La très jeune entreprise sidérurgique GravitHy compte devenir la première à produire du fer métallique à basse empreinte carbone par hydrogène. Leur site de Fos-sur-Mer produira 2 millions de tonnes par an pour un investissement de 2,2 milliards d’euros. Leur usine permettrait à elle seule d'éviter 4 millions de tonnes de CO2/an si l’on en croit leurs estimations.
En parallèle, des projets solaires et éoliens voient également le jour près de ces ports historiques. La start-up Carbon prévoit d’implanter une giga-usine de production de panneaux solaires à Fos, avec pour objectif une capacité totale de production de 20 GW en 2030. Un peu plus de 40 éoliennes sont attendues au large de Dunkerque avant 2030. Les 2,3 TWh produits couvriront la consommation annuelle de près d’un million d’habitants sur 30 ans.

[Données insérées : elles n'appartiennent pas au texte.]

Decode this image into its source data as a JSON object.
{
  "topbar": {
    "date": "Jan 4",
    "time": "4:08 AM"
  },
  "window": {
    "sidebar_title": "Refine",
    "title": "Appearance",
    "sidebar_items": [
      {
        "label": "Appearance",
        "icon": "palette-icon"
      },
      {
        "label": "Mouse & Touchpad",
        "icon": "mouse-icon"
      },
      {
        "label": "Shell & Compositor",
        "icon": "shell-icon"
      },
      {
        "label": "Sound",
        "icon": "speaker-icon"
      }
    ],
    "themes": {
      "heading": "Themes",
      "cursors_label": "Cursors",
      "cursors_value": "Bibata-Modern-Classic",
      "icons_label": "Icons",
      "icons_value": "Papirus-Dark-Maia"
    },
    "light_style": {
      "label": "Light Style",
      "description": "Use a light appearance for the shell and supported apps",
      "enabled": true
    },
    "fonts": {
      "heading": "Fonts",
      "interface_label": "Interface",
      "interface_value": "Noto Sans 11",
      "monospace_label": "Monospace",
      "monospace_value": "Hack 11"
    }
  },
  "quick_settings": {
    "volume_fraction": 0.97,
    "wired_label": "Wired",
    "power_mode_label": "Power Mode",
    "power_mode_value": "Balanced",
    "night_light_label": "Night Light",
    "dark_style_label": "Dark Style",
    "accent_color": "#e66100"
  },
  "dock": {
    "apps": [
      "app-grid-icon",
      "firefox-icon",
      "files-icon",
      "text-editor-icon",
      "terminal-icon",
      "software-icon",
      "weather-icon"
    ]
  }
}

À Gravelines, situé 20 km plus loin, deux nouveaux EPR sont programmés, encore faut-il qu’ils soient construits à temps ce qui ne semble pas être la tendance de la filière nucléaire ces dernières années.
Tous ces projets font naitre un vent d’espoir au sein des communautés locales, soulagées de voir des entreprises s’installer dans la région après des années difficiles. Parmi les initiatives citées, H2V prévoit la création de plus de 400 emplois quand Carbon ambitionne de générer 3000 postes pour faire tourner son projet solaire.
Alors que l’on vient d’apprendre que le réchauffement de la planète a dépassé les +1,5 degrés pendant 12 mois consécutifs par rapport à la période 1850-1900, il nous faut redoubler d’efforts.
Ces débuts sont certes encourageants, mais on attend la suite.